Alien life-forms may be nearer than you think

SAN DIEGO — Here in a laboratory perched on the edge of the continent, researchers are trying to construct Life As We Don’t Know It in a thimbleful of liquid.

Generations of scientists, children and science-fiction fans have grown up presuming that humanity’s first encounter with alien life will happen in a red sand dune on Mars, or in an enigmatic radio signal from some obscure star.

But it could soon happen on Earth, according to a handful of chemists and biologists who are using the tools of modern genetics to try to generate the Frankensteinian spark that will jump the gap separating the inanimate and the animate. The day is coming, they say, when chemicals in a test tube will come to life.

By some measures, Gerald Joyce, a professor at the Scripps Research Institute, has already crossed that line, although he would be the first to say he has not — yet.

Biologists do not agree on what the definition of life should be or whether it is even useful to have one. But most do agree that the ability to evolve and adapt is fundamental to life.

Providing insight

They also agree that having a second example of life could provide insight to how it began and how special life is — or is not — in the universe.

“Everything we know about life is based on studies of life on Earth,” said Chris McKay, a researcher at NASA’s Ames Research Laboratory in Mountain View, Calif.

Joyce said recently: “It drives me crazy when astronomers say, ‘Surely the universe is pregnant with life.’ If we have an Earthlike planet, what are the chances of life arising? Is it one in a million? Is it one in two? I don’t see how you can say.”

He continued, “If you had a second example of life, even if it were synthetic, you might know better. I’m betting we’re just going to make it.”

Four years ago Joyce and a graduate student, Tracey Lincoln, now a researcher at the University of Massachusetts Medical School, evolved a molecule in a test tube that could replicate and evolve by itself, swapping little jerry-built genes in a test tube forever, as long as it was supplied with the right carefully engineered ingredients.
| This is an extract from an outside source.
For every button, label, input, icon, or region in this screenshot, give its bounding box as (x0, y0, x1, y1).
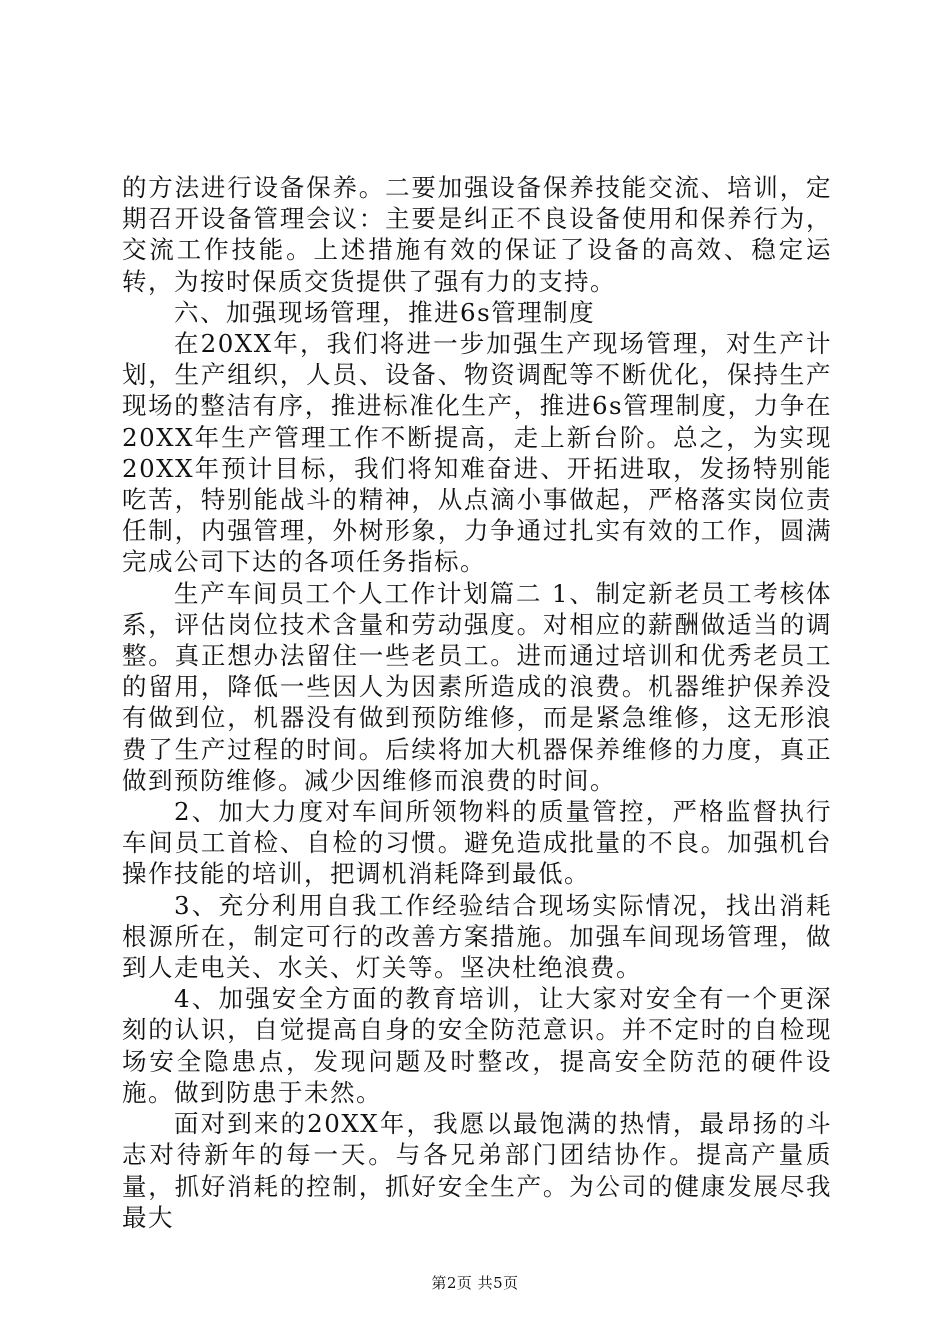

An article in the Joyce Laboratory newsletter called it “The Immortal Molecule.” Joyce’s molecule is a form of RNA, or ribonucleic acid, which plays Robin to DNA’s Batman in Life As We Do Know It, assembling proteins in accordance with the blueprint encoded in DNA. Neither RNA nor DNA is alive by itself, any more than any other chemical, such as bleach, or a protein. But in Joyce’s test tube, his specially engineered RNA molecule comes close, copying itself over and over, and evolving.

But, Joyce said, “We really would hope for more from our molecules than just replicating.”

Reproduction is the job of any life, he explained, but Earthly organisms have evolved a spectacular set of tricks to improve the odds of success, everything from peacock feathers to whale songs. Joyce’s molecules have not surprised him by striking out on their own to invent the molecular equivalent of writing a hit pop song.

It is only a matter of time, he said, before they do.

“Our job is to give them the running room to do that,” he said.